Since September I have trained a group of Travis County Strength athletes to run the 3M half marathon. Every week they had sprint homework and a long run on the weekends in addition to their regular grunt lifting sessions at TCS. You can train for a half marathon only running twice a week. These guys did it for the second year in a row!
Any human can go out and train for a half marathon. There are several different ways to do it.
1. just say "f-it" and not train. go run and let your body turn inside out for days after. ( did it last year-would not recommend)
2. run the old school way- at least 50 miles a week long and slow. GROSS!
3. MY WAY. lift weights, do short sprints, and on the weekend a timed long run where you haul ass and get it done.
I prefer #3. A way to not put your life on hold while you train for a race. Still seeing your friends, family, eating normally, and not rubbing vaseline on your lady parts because you are running so many miles per week.
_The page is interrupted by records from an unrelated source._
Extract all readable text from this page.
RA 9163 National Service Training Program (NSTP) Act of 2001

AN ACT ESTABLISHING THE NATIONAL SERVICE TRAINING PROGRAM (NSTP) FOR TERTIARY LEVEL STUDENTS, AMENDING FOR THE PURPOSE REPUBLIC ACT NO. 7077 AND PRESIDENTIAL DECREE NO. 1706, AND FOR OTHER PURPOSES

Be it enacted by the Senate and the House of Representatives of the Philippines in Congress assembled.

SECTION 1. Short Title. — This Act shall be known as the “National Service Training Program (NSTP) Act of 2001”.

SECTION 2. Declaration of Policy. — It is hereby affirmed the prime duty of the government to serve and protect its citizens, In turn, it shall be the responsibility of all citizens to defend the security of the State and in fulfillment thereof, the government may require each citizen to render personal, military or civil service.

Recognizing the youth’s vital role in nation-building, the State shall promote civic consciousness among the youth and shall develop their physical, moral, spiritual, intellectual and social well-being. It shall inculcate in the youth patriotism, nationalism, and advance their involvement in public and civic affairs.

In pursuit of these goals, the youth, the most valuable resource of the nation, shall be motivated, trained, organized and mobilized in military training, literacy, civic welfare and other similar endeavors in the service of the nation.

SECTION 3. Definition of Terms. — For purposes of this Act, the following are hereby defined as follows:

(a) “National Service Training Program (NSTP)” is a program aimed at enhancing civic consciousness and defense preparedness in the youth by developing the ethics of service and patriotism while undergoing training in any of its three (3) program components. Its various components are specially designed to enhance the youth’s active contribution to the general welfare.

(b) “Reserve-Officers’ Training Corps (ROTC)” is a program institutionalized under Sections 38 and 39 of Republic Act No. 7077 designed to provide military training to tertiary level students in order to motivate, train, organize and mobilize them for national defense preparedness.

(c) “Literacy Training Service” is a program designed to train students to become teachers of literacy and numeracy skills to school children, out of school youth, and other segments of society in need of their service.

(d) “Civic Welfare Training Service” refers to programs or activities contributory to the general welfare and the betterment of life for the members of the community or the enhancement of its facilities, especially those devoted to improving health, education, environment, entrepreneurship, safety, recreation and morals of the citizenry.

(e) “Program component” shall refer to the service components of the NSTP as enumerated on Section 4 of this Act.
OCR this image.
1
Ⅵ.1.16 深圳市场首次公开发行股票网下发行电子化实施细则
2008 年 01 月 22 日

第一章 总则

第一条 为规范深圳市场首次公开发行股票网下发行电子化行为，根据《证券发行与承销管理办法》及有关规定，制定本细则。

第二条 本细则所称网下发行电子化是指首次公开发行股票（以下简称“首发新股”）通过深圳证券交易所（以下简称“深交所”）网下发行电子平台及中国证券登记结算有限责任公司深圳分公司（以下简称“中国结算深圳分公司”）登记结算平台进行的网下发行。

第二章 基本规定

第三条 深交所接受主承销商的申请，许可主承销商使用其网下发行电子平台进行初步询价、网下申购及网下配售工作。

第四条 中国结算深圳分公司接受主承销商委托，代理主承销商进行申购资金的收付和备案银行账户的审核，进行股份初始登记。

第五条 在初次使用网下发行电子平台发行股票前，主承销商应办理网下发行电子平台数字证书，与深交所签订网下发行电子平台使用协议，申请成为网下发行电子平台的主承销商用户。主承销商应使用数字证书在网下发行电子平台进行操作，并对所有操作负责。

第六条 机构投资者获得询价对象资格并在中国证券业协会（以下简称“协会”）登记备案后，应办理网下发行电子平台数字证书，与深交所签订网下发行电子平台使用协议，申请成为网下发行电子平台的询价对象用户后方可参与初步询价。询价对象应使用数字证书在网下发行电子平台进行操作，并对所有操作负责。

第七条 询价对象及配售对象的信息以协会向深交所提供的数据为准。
This is the second year in a row, and I promise you it works. The days of LSD=long slow distance are, and have been, over! Just adding one sprint day, and one longer run day, and these athletes came in smiling!
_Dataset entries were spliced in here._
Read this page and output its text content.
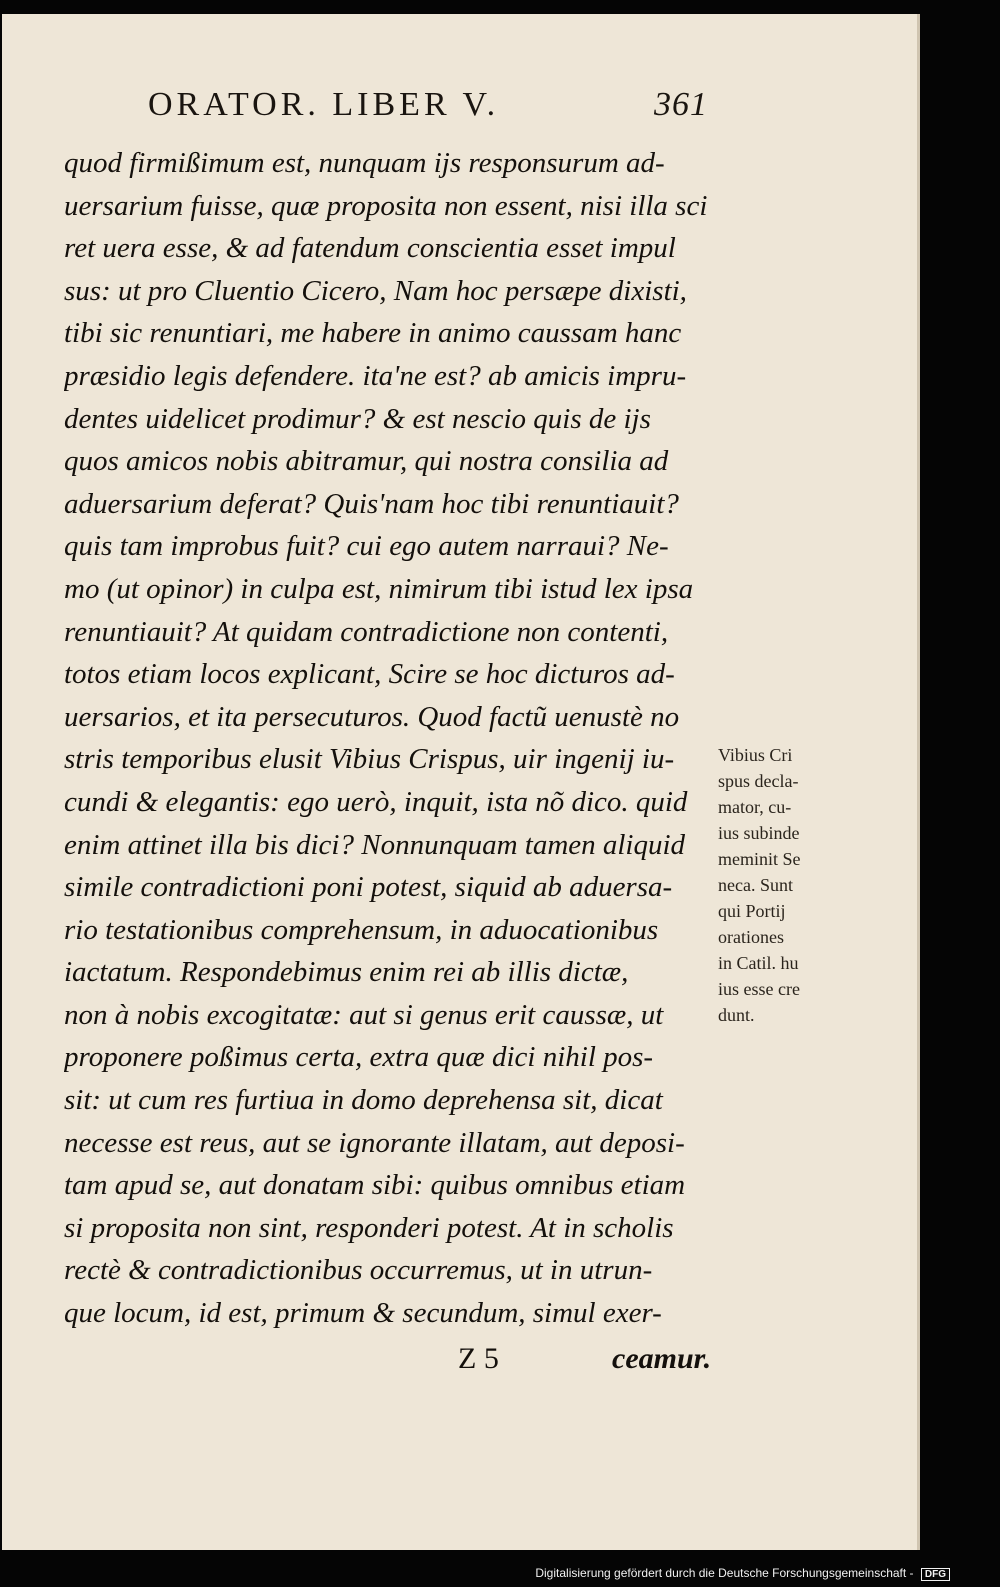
ORATOR. LIBER V.	361
quod firmißimum est, nunquam ijs responsurum ad-
uersarium fuisse, quæ proposita non essent, nisi illa sci
ret uera esse, & ad fatendum conscientia esset impul
sus: ut pro Cluentio Cicero, Nam hoc persæpe dixisti,
tibi sic renuntiari, me habere in animo caussam hanc
præsidio legis defendere. ita'ne est? ab amicis impru-
dentes uidelicet prodimur? & est nescio quis de ijs
quos amicos nobis abitramur, qui nostra consilia ad
aduersarium deferat? Quis'nam hoc tibi renuntiauit?
quis tam improbus fuit? cui ego autem narraui? Ne-
mo (ut opinor) in culpa est, nimirum tibi istud lex ipsa
renuntiauit? At quidam contradictione non contenti,
totos etiam locos explicant, Scire se hoc dicturos ad-
uersarios, et ita persecuturos. Quod factũ uenustè no
stris temporibus elusit Vibius Crispus, uir ingenij iu-
cundi & elegantis: ego uerò, inquit, ista nõ dico. quid
enim attinet illa bis dici? Nonnunquam tamen aliquid
simile contradictioni poni potest, siquid ab aduersa-
rio testationibus comprehensum, in aduocationibus
iactatum. Respondebimus enim rei ab illis dictæ,
non à nobis excogitatæ: aut si genus erit caussæ, ut
proponere poßimus certa, extra quæ dici nihil pos-
sit: ut cum res furtiua in domo deprehensa sit, dicat
necesse est reus, aut se ignorante illatam, aut deposi-
tam apud se, aut donatam sibi: quibus omnibus etiam
si proposita non sint, responderi potest. At in scholis
rectè & contradictionibus occurremus, ut in utrun-
que locum, id est, primum & secundum, simul exer-
Vibius Cri
spus decla-
mator, cu-
ius subinde
meminit Se
neca. Sunt
qui Portij
orationes
in Catil. hu
ius esse cre
dunt.
Z 5	ceamur.
Digitalisierung gefördert durch die Deutsche Forschungsgemeinschaft - DFG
Here is some feedback from them so you don't think I am making this up:
Becky:"The camaraderie is amazing, and the accountability of having to show up to meet the group each Saturday morning helped me stick with it all those months. And now a 7 or 8 mi run seems like NBD."
"I shaved 31 seconds off my mile PR, from 8:28 to 7:57 in the course of the program. And I also had only an 18 second differential between my first 6 miles of the half and my latter 7.1. I think that's a testament to the hill work, sprint homework, LIFT 2x a week. I think my legs were just ready for the mileage. It's the smartest, most efficient long run training I've ever done. 3M 2016!"
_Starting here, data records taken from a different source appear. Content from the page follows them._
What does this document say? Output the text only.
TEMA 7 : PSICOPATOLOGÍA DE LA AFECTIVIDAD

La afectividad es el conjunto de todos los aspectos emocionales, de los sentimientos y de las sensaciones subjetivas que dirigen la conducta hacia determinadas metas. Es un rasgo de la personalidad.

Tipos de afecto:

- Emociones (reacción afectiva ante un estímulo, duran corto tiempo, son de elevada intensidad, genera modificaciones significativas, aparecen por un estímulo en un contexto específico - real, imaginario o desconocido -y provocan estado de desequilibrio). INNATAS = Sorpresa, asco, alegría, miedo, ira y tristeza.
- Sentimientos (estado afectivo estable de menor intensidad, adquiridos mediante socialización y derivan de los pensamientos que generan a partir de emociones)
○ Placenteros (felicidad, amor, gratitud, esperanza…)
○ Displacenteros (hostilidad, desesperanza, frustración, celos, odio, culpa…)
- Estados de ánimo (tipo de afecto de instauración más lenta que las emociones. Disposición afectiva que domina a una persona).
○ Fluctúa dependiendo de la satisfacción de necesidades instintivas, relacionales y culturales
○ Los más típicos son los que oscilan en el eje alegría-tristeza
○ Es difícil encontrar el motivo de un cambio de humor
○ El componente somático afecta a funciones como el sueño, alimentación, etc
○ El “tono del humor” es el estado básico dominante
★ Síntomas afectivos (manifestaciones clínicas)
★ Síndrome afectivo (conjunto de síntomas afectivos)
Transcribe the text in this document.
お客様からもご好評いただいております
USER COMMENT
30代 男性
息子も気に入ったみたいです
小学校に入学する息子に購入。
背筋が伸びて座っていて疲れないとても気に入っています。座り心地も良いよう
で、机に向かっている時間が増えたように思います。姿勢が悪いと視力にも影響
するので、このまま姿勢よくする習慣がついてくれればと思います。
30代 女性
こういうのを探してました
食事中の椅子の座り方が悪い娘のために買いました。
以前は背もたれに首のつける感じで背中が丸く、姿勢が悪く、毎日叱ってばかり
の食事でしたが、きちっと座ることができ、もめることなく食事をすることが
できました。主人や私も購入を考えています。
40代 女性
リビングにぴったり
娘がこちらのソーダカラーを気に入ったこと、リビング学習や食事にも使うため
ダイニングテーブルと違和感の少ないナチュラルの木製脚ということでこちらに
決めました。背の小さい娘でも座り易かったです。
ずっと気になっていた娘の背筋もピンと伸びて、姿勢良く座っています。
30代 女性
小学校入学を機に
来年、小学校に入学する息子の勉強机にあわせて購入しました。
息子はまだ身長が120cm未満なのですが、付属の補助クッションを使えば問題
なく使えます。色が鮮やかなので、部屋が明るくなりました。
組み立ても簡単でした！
"I enjoyed the run group. It was fun to have a plan and great company to do the runs. It also did not feel like we were always training ( unlike most groups who run 3-4 times a week). This was the first time I have done a bunch of things:
1. Run over 10 miles. ( and do it more than once)
2. Run in rain.
3. Run in cold temperatures. The last one was at ~34. "
"I would say that the one of the best aspects of this training regimen is that it taught me that less can be far superior to more and drive results. I have trained with other groups for races and the amount of running that we did (which I just assumed was necessary) always, always, always resulted in injury at some point in the training period. It was hard for me to believe one distance run plus sprints would put me where I wanted to be for race day, but it absolutely did. This program is great because it allows for recovery, which I have become to think is the most important aspect of running...and one that most runners will not allow themselves."